Taking part in Family Outdoor Activities has many benefits. We take a look at some of the most interesting factors of a family adventure.
It brings the Family together
It’s rare that a family will come together to focus on one activity. Even if you’re together in the same room at home, mum and dad will be watching TV while the kids play on the iPad or text their friends. Time in the outdoors building a fire or learning a new skill is focussed, collaborative time. Working together builds communication and bonds.
Strong anecdotal evidence gathered in an extensive review of UK-centric research undertaken by Jon Barrett indicates that outdoor adventure experiences can enhance interpersonal relationships and improve socialisation, and can facilitate group bonding and co-operation.
Solving problems and overcoming obstacles to benefit the family as a group is at the core of a Wild Camping experience.
Confidence Booster for Kids
Light bushcraft activities are a fantastic way of building confidence and self sufficiency. We’re not talking about survival skills in case your kids were dropped off on a desert island, but the confidence gained in creating a fire from scratch that everyone can use to cook their meal for the evening is hard to find elsewhere.
With very little effort and simple tools, you can create somethings real and useful together.
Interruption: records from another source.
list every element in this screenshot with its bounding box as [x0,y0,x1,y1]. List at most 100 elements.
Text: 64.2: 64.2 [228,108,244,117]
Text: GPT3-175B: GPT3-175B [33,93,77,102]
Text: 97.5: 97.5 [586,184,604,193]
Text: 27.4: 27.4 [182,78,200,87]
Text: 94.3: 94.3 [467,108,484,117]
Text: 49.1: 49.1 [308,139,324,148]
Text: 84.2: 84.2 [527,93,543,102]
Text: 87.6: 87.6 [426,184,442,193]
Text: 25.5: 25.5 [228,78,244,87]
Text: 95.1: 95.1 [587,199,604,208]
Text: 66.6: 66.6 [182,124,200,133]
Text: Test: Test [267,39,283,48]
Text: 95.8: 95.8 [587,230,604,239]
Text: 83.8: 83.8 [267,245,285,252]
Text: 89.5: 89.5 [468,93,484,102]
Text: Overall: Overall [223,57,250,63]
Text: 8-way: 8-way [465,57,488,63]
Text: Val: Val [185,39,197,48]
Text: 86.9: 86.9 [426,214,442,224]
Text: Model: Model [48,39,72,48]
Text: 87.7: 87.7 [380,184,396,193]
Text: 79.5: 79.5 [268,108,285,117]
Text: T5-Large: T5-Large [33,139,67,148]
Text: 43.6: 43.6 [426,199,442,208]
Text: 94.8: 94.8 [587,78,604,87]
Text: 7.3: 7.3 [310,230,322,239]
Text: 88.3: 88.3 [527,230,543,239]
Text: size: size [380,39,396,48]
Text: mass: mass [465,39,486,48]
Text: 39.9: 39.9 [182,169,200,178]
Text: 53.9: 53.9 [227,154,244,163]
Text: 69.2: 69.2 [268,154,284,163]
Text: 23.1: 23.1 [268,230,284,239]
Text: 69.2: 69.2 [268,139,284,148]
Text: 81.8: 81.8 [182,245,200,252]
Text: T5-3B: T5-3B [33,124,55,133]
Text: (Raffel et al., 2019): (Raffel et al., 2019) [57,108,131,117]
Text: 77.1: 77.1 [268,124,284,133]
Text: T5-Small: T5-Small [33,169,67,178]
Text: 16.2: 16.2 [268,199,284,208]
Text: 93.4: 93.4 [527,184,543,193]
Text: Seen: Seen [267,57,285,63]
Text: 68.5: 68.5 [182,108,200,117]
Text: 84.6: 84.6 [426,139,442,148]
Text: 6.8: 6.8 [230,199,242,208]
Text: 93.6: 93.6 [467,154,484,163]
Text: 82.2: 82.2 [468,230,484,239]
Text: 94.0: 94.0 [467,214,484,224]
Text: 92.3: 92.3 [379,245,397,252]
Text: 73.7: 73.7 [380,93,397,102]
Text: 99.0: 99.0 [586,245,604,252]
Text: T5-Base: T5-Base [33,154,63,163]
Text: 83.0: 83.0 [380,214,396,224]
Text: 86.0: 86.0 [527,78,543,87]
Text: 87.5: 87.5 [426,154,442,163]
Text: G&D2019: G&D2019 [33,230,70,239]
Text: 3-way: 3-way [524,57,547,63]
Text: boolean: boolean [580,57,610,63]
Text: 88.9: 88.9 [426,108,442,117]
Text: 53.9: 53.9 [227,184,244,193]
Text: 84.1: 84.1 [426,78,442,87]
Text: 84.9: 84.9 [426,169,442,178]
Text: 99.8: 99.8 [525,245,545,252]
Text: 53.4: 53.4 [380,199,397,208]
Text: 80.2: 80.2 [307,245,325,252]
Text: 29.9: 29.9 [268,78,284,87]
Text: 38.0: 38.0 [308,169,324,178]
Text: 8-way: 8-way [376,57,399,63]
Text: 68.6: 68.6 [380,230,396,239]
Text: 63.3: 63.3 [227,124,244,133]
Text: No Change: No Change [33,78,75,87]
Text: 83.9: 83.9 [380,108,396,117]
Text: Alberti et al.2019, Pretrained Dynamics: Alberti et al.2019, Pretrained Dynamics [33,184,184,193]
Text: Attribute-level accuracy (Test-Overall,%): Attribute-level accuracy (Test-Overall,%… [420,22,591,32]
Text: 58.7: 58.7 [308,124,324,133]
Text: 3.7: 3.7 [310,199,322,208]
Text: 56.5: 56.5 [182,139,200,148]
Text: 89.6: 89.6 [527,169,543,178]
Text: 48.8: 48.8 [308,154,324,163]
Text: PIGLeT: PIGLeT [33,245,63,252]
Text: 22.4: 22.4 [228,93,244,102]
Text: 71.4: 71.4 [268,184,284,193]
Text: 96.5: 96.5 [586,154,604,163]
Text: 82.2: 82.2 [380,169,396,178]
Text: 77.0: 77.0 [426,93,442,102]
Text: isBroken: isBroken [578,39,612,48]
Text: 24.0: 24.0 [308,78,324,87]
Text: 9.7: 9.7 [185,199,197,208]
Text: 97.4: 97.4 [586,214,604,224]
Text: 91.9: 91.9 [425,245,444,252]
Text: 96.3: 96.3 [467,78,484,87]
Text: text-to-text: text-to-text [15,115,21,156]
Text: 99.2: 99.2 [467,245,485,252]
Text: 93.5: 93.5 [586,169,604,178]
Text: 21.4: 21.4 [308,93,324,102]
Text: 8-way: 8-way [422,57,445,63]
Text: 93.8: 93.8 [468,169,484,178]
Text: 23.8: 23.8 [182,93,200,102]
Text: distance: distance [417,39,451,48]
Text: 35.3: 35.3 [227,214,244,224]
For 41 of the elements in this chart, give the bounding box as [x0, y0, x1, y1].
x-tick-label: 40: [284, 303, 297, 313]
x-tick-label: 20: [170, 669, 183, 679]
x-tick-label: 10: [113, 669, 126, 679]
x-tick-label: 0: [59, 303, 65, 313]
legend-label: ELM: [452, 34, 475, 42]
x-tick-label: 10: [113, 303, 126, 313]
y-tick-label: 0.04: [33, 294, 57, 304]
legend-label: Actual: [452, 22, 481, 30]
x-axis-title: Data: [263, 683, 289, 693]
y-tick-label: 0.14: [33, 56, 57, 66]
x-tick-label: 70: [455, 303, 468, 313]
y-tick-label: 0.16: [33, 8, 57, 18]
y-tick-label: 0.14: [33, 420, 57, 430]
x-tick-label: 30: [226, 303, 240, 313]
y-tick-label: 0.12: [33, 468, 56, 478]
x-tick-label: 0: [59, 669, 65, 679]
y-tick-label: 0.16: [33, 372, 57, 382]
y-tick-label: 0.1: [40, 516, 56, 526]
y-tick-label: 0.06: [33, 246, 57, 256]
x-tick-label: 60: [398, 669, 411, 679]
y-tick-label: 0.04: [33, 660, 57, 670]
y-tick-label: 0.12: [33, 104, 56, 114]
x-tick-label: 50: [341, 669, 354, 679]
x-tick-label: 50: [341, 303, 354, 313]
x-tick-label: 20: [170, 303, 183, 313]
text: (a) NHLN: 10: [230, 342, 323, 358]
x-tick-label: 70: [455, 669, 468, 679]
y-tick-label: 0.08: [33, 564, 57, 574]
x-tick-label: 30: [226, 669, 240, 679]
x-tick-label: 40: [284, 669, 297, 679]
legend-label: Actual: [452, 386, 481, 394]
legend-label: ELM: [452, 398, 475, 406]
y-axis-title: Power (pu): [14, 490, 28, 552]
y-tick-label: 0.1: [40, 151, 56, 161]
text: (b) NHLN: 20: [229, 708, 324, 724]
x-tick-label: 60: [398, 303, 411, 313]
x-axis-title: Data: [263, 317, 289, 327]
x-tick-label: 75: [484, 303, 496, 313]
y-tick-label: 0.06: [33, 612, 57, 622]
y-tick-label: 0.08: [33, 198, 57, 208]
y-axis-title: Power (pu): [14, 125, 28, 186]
Kids will have an achievement to be proud of. Fire making is no longer an essential life skill for most of us, but confidence, self sufficiency and teamwork most certainly are. Universities and Employers are continue to demand these skills and attitudes from a generation who seldom have had outdoor adventure and play as a core part of their childhood.
An extensive review of UK-centric research undertaken by Jon Barrett for the Foundation for Outdoor Adventure supports the theory that time spent in the natural environment engaging in outdoor adventure activities can have significant mental and physical health benefits – boosting self-esteem and self-confidence.
A comprehensive review conducted for the Greater London Authority found evidence linking the bushcraft and wilderness elements found in forest schools with improved social skills, self-control, self-confidence, language and communication (Gill (2011)).
New Environment – Less Stress
A Natural England survey of 10 thousand people in England suggests that lower mental distress and wellbeing is found when livingin urban areas with green space, and that for children, access to green spaces reduces the liklihood of behavioural issues. Unsurprisingly a Sport England study revealed that 92% outdoors sector of people take part in in the outdoors to relax and de-stress.
Family life is often hectic and stressful for both parents and children. Often, simply the change of setting offered by Wild Camping will ‘reset’ interpersonal relationships and allow the family to start communicating and working together.
Wild Camping is often a brand new experience for family members of all ages. This provides an excellent opportunity for learning together at the same pace. Not only are you enjoying the bonding experience of learning a new skill together, but suddenly there is a level playing field and you can enjoy learning together.